= Robert Sonkin =

Robert Sonkin (1910 - 1980) was an American scholar of speech, language, and music.

==Life==

Sonkin was born into an Orthodox Jewish family in the Bronx, New York, on December 25, 1910. Sonkin, who held degrees from City College (CCNY) (now the City College of the City University of New York [CUNY]) and Columbia University, founded the speech clinic at City College. He met Charles L. Todd while they were both working in the Department of Public Speaking at City College in the late 1930s. In addition to doing ethnographic research with Todd in California, Sonkin also documented the African American community of the town of Gee's Bend, Alabama, where other Farm Security Administration (FSA) work was being carried out.

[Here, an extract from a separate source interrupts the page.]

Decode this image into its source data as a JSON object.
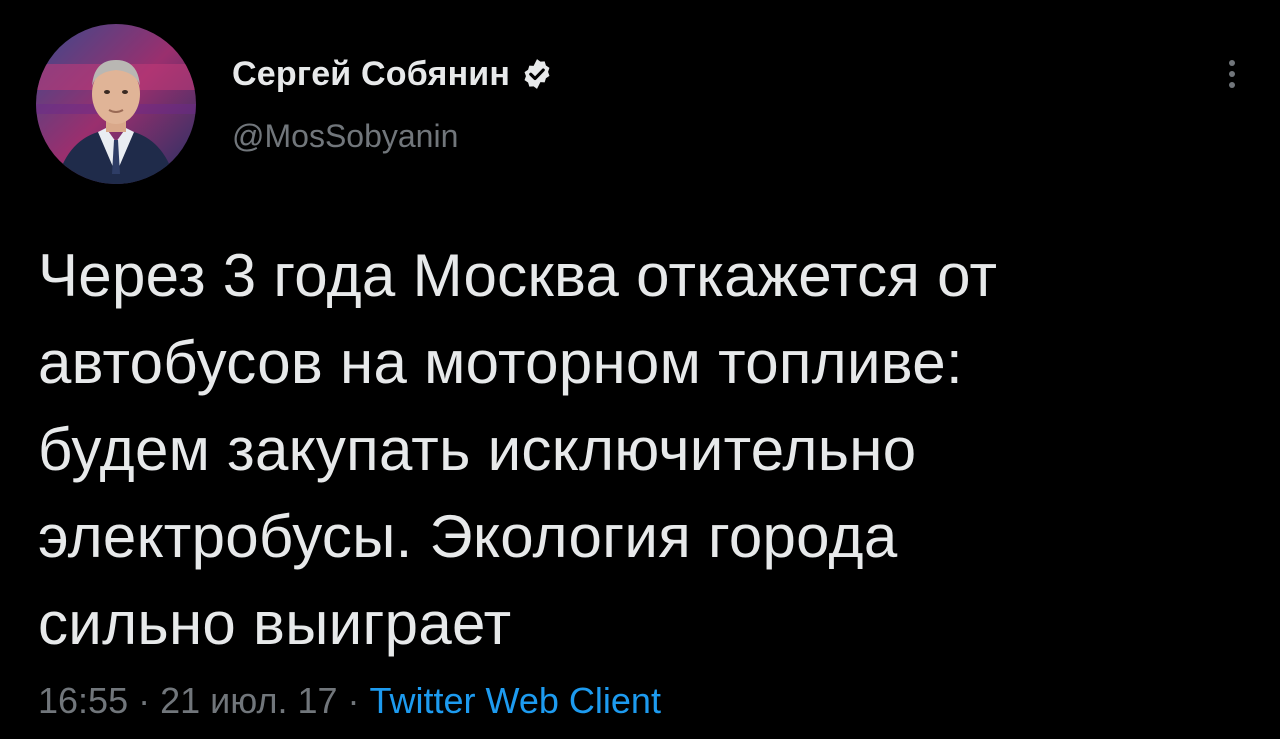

After the onset of World War II, Sonkin participated in an Archive of American Folk Song-sponsored project to document the man-in-the-street's opinion of the war effort. Like Todd, Sonkin was drafted into the military during World War II, where he served in the Army Signal Corps.

At the end of the war, Sonkin returned to City College and became professor of speech. In 1977, collaborators Todd and Sonkin jointly published a biography of Alexander Bryan Johnson.

Sonkin retired from CUNY in 1976 and became professor emeritus. He died May 26, 1980, at the age of sixty-nine.